Программист в Сикстинской Капелле (СИ) - Буравсон Амантий (читать лучшие читаемые книги TXT) 📗
Костюмер провозился с застёжками и шнуровкой минут десять, всё время норовя коснуться ледяными шершавыми пальцами голой спины и плеч, от чего, вместе с тяжелым запахом чеснока, исходившего от этого уважаемого синьора, меня буквально выворачивало наизнанку.
Платье весило килограммов, наверное, пять, а ткань была жёсткой и колючей.
— Нет, я не смогу в таком петь, — в отчаянии воскликнул я. — Это экземпляр из камеры пыток?
— Что вы, синьор! Нет конечно.
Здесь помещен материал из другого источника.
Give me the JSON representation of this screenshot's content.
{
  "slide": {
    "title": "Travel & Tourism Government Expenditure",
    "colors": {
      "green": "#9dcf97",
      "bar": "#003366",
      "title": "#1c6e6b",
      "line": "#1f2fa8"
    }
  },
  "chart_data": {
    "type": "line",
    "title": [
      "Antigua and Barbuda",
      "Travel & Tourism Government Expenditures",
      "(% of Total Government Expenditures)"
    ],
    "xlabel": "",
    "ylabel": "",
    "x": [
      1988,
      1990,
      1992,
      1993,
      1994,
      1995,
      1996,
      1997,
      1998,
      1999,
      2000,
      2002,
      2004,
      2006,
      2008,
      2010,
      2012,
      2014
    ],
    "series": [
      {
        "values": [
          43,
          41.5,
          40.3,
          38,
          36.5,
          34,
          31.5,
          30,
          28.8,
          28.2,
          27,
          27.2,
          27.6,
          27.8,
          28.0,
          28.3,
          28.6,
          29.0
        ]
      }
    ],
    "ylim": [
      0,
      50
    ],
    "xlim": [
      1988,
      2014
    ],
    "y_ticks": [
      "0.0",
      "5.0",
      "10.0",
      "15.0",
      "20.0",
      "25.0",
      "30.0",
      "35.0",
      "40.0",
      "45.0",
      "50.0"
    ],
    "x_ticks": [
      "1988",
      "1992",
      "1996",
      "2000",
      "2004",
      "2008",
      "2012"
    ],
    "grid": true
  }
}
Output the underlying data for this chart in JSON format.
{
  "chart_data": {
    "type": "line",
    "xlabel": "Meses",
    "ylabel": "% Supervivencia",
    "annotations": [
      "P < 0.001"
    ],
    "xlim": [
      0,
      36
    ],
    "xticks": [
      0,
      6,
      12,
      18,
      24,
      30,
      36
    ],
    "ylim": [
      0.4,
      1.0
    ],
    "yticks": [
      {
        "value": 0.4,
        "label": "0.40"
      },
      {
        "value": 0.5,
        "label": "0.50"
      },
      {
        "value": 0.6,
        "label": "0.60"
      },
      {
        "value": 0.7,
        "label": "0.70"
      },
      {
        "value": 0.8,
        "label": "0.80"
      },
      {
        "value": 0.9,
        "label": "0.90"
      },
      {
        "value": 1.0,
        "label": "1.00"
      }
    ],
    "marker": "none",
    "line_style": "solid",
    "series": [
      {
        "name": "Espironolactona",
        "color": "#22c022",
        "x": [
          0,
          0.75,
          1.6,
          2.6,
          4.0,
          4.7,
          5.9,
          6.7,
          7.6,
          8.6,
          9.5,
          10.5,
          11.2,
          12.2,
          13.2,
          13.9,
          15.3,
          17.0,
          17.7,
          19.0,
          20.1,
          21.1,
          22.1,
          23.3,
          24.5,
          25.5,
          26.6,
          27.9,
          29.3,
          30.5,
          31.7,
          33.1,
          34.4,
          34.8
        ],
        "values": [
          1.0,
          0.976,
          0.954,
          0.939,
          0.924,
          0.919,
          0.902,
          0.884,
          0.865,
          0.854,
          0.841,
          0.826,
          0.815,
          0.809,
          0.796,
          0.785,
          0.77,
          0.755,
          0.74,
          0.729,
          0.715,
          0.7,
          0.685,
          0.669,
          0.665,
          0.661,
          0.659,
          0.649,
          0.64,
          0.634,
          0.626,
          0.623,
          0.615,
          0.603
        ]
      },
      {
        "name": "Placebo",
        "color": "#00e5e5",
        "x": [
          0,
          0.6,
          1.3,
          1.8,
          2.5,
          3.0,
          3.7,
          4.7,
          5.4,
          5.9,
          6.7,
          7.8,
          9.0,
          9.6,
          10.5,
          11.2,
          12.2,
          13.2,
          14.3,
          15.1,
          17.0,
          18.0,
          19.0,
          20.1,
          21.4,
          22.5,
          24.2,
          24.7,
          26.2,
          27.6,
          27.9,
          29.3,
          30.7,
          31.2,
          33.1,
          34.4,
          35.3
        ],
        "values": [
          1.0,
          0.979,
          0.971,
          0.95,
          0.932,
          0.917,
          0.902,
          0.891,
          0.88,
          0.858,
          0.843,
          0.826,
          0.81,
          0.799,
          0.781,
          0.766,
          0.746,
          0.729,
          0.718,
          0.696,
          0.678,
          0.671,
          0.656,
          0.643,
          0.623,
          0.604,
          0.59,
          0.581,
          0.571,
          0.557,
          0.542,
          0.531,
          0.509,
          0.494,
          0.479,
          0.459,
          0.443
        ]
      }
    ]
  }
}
Платье Филомелы ещё не готово, а отрепетировать надо заранее, чтобы вы чувствовали себя комфортно.
Костюмы должны были быть готовы на следующей неделе, и я заранее предвкушал весь ужас предстоящего переодевания.
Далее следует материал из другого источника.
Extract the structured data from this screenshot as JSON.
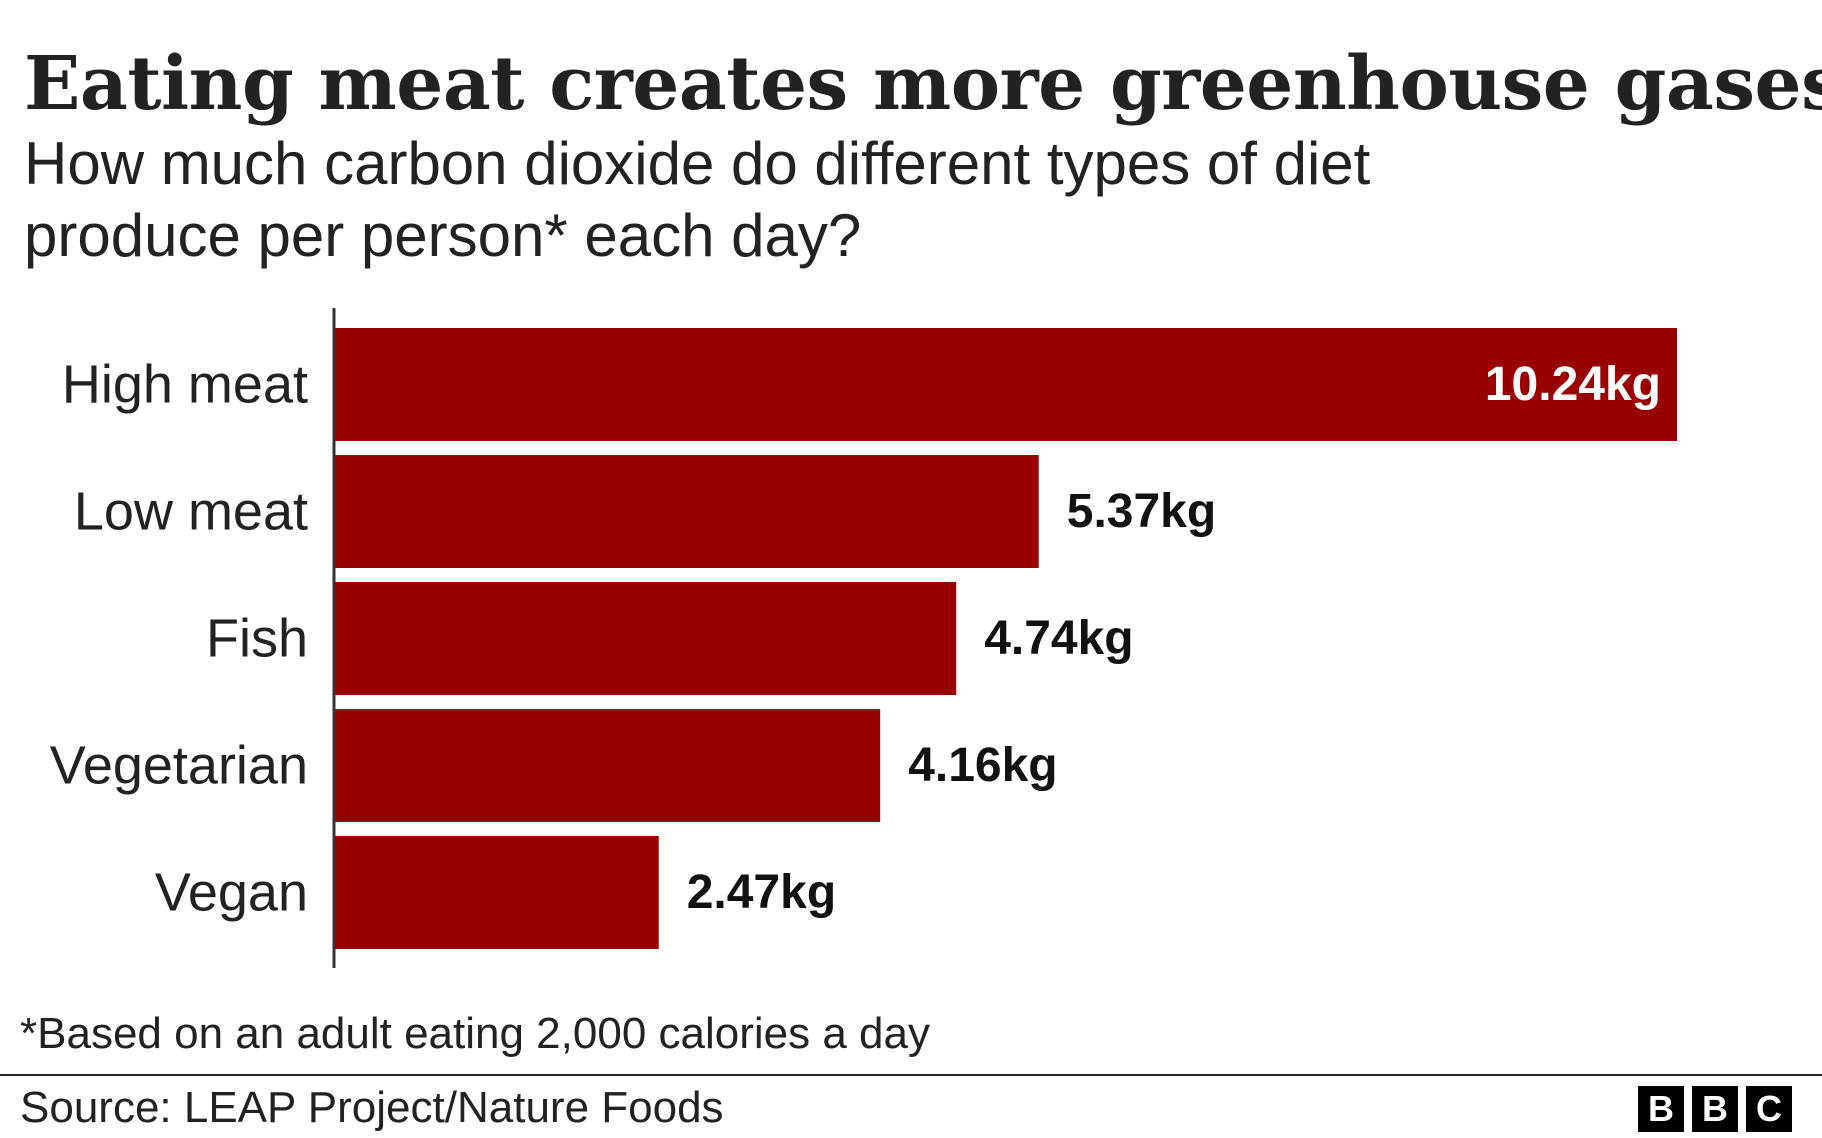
{
  "header": {
    "title": "Eating meat creates more greenhouse gases",
    "subtitle": "How much carbon dioxide do different types of diet produce per person* each day?"
  },
  "footer": {
    "footnote": "*Based on an adult eating 2,000 calories a day",
    "source": "Source: LEAP Project/Nature Foods",
    "logo_letters": [
      "B",
      "B",
      "C"
    ]
  },
  "colors": {
    "bar": "#990000",
    "text": "#222222",
    "inside_label": "#ffffff"
  },
  "chart_data": {
    "type": "bar",
    "orientation": "horizontal",
    "title": "Eating meat creates more greenhouse gases",
    "subtitle": "How much carbon dioxide do different types of diet produce per person* each day?",
    "categories": [
      "High meat",
      "Low meat",
      "Fish",
      "Vegetarian",
      "Vegan"
    ],
    "values": [
      10.24,
      5.37,
      4.74,
      4.16,
      2.47
    ],
    "value_labels": [
      "10.24kg",
      "5.37kg",
      "4.74kg",
      "4.16kg",
      "2.47kg"
    ],
    "unit": "kg",
    "xlabel": "",
    "ylabel": "",
    "xlim": [
      0,
      10.24
    ],
    "grid": false,
    "legend": "none"
  }
}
— Я в любом случае не буду чувствовать себя комфортно в женском платье! — огрызнулся я. — А это ещё и колется! Уже всю спину себе расцарапал!
— Не переживайте, это временное неудобство. Тем более, под платьем будет ещё рубашка с корсетом и десять нижних юбок.
— Испанских сапог, надеюсь, не будет? — съязвил я.
— Нет, синьор. А вот панталоны нужно будет сня… — заикнулся было костюмер, но я посмотрел на него волком, и дедуля, видимо, решил не связываться с диким варваром.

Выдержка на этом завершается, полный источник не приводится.